The Israeli blockade of the Gaza Strip has forced 1.5 million Palestinian civilians into poverty and isolation. The Israeli military offensive almost a year ago further exacerbated the already desperate situation. International efforts to rebuild the Gaza Strip and to assist its civilian population are blocked by Israel. The United Nations has repeatedly called on Israel to lift the blockade, but Israel continues to impose collective punishment on Gaza’s civilian population, in contravention of international law. Israel must heed the call of the international community to release its stranglehold on civilian life in the Gaza Strip and to lift the illegal blockade.
Earlier this month, the General Assembly endorsed the Report of the United Nations Fact Finding Mission on the Gaza Conflict, and called on Israel and the Palestinian side to undertake independent, credible investigations, towards ensuring accountability and justice. The Secretary-General has been requested to report on the implementation of the resolution before 2 February. The General Assembly will in due course consider the report of the Secretary-General and any further action.
The situation of the question of Palestine is in a critical juncture and need a sustained focus and reinvigoration of the peace process.

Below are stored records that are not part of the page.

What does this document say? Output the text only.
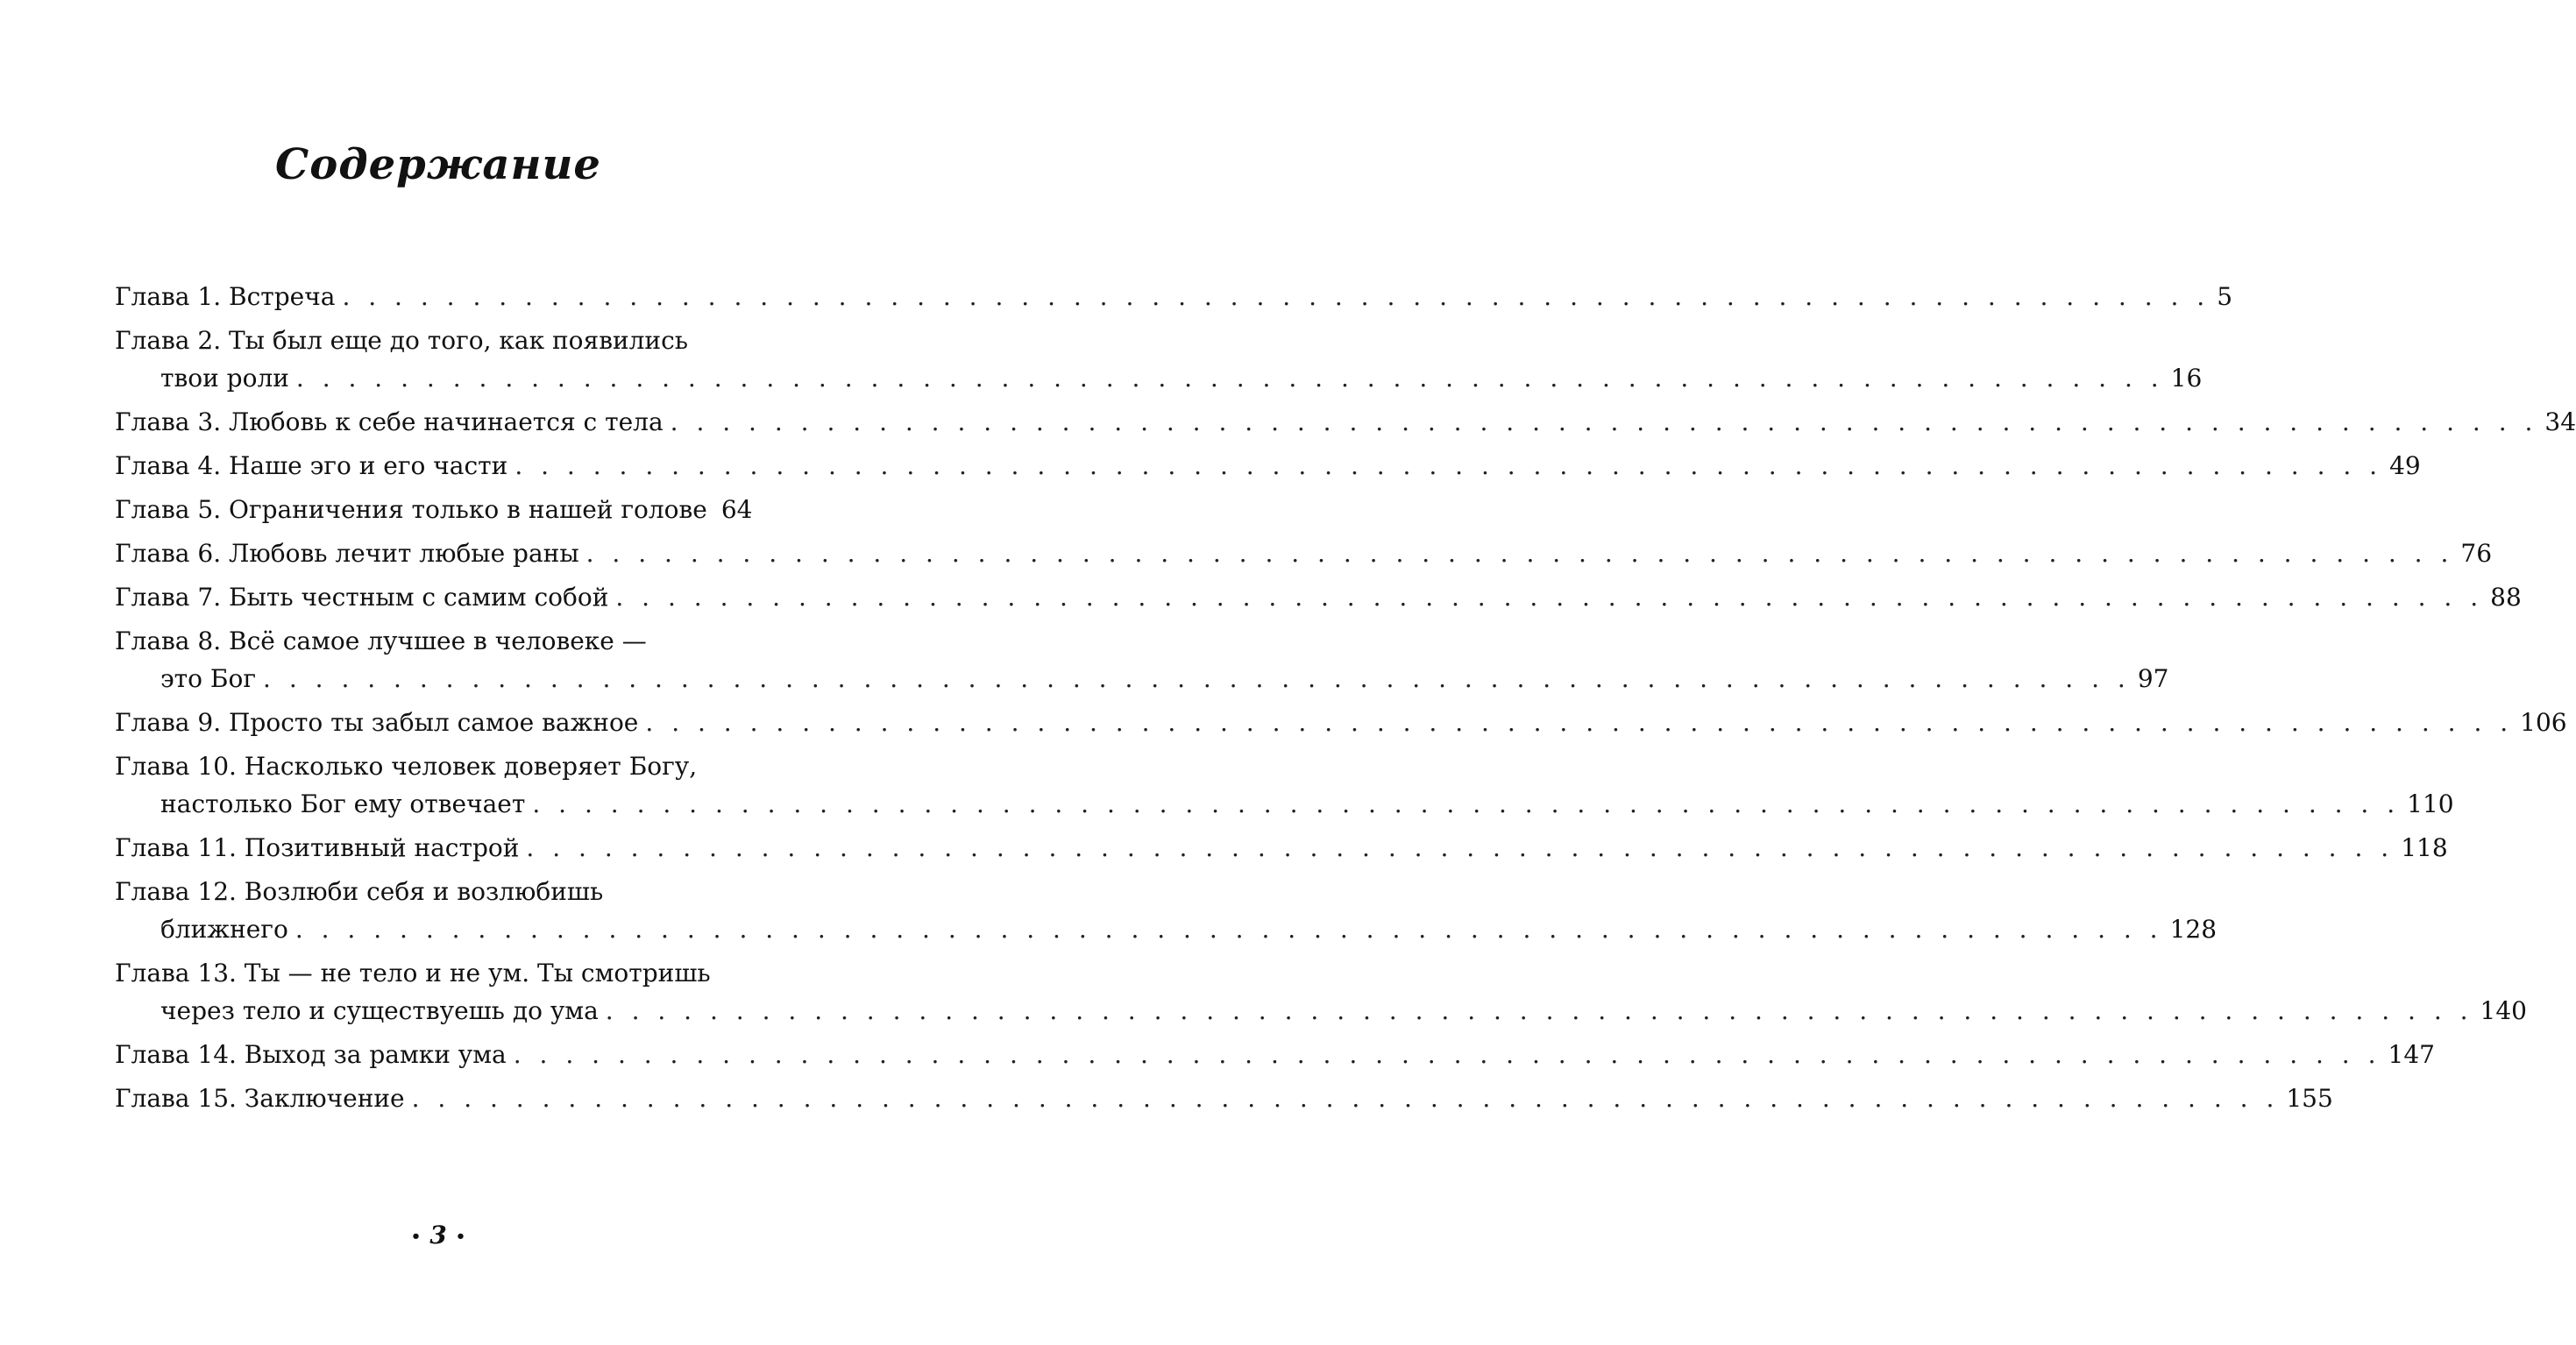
Содержание
Глава 1. Встреча . . . . . . . . . . . . . . . . . . . . . . . . . . . . . . . . . . . . . . . . . . . . . . . . . . . . . . . . . . . . . . . . . . . . . . . . 5
Глава 2. Ты был еще до того, как появились
твои роли . . . . . . . . . . . . . . . . . . . . . . . . . . . . . . . . . . . . . . . . . . . . . . . . . . . . . . . . . . . . . . . . . . . . . . . . 16
Глава 3. Любовь к себе начинается с тела . . . . . . . . . . . . . . . . . . . . . . . . . . . . . . . . . . . . . . . . . . . . . . . . . . . . . . . . . . . . . . . . . . . . . . . . 34
Глава 4. Наше эго и его части . . . . . . . . . . . . . . . . . . . . . . . . . . . . . . . . . . . . . . . . . . . . . . . . . . . . . . . . . . . . . . . . . . . . . . . . 49
Глава 5. Ограничения только в нашей голове 64
Глава 6. Любовь лечит любые раны . . . . . . . . . . . . . . . . . . . . . . . . . . . . . . . . . . . . . . . . . . . . . . . . . . . . . . . . . . . . . . . . . . . . . . . . 76
Глава 7. Быть честным с самим собой . . . . . . . . . . . . . . . . . . . . . . . . . . . . . . . . . . . . . . . . . . . . . . . . . . . . . . . . . . . . . . . . . . . . . . . . 88
Глава 8. Всё самое лучшее в человеке —
это Бог . . . . . . . . . . . . . . . . . . . . . . . . . . . . . . . . . . . . . . . . . . . . . . . . . . . . . . . . . . . . . . . . . . . . . . . . 97
Глава 9. Просто ты забыл самое важное . . . . . . . . . . . . . . . . . . . . . . . . . . . . . . . . . . . . . . . . . . . . . . . . . . . . . . . . . . . . . . . . . . . . . . . . 106
Глава 10. Насколько человек доверяет Богу,
настолько Бог ему отвечает . . . . . . . . . . . . . . . . . . . . . . . . . . . . . . . . . . . . . . . . . . . . . . . . . . . . . . . . . . . . . . . . . . . . . . . . 110
Глава 11. Позитивный настрой . . . . . . . . . . . . . . . . . . . . . . . . . . . . . . . . . . . . . . . . . . . . . . . . . . . . . . . . . . . . . . . . . . . . . . . . 118
Глава 12. Возлюби себя и возлюбишь
ближнего . . . . . . . . . . . . . . . . . . . . . . . . . . . . . . . . . . . . . . . . . . . . . . . . . . . . . . . . . . . . . . . . . . . . . . . . 128
Глава 13. Ты — не тело и не ум. Ты смотришь
через тело и существуешь до ума . . . . . . . . . . . . . . . . . . . . . . . . . . . . . . . . . . . . . . . . . . . . . . . . . . . . . . . . . . . . . . . . . . . . . . . . 140
Глава 14. Выход за рамки ума . . . . . . . . . . . . . . . . . . . . . . . . . . . . . . . . . . . . . . . . . . . . . . . . . . . . . . . . . . . . . . . . . . . . . . . . 147
Глава 15. Заключение . . . . . . . . . . . . . . . . . . . . . . . . . . . . . . . . . . . . . . . . . . . . . . . . . . . . . . . . . . . . . . . . . . . . . . . . 155
• 3 •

The renewed engagement by President Barack Obama to promote peace in the Middle East has the support of the international community. But on the ground, the obstacles to peace remain in place. The continued expansion of Israeli settlements and construction of the separation barrier on occupied territory undermine the peace process and violate United Nations resolutions. Continued Israeli actions to change the status of Jerusalem further endanger the viability of a Palestinian state, with East Jerusalem as its capital.
The United Nations has consistently upheld the rights of the Palestinian people to self-determination and will continue to work for a peaceful settlement of the question of Palestine on the basis of the relevant Security Council and General Assembly resolutions, the Madrid principles, the Road Map and the Arab Peace Initiative. These resolutions and agreements are the building blocks of a Palestinian state and must be implemented. In order to achieve a comprehensive peace in the region, the international community must also work for just and lasting settlement that ensures the withdrawal of Israel from the Syrian Golan and the territories it occupies in Lebanon.
I now give the floor to His Excellency Mr. Paul Badji of Senegal, who will speak in his capacity as Chairman of the Committee on the Exercise of the Inalienable Rights of the Palestinian People.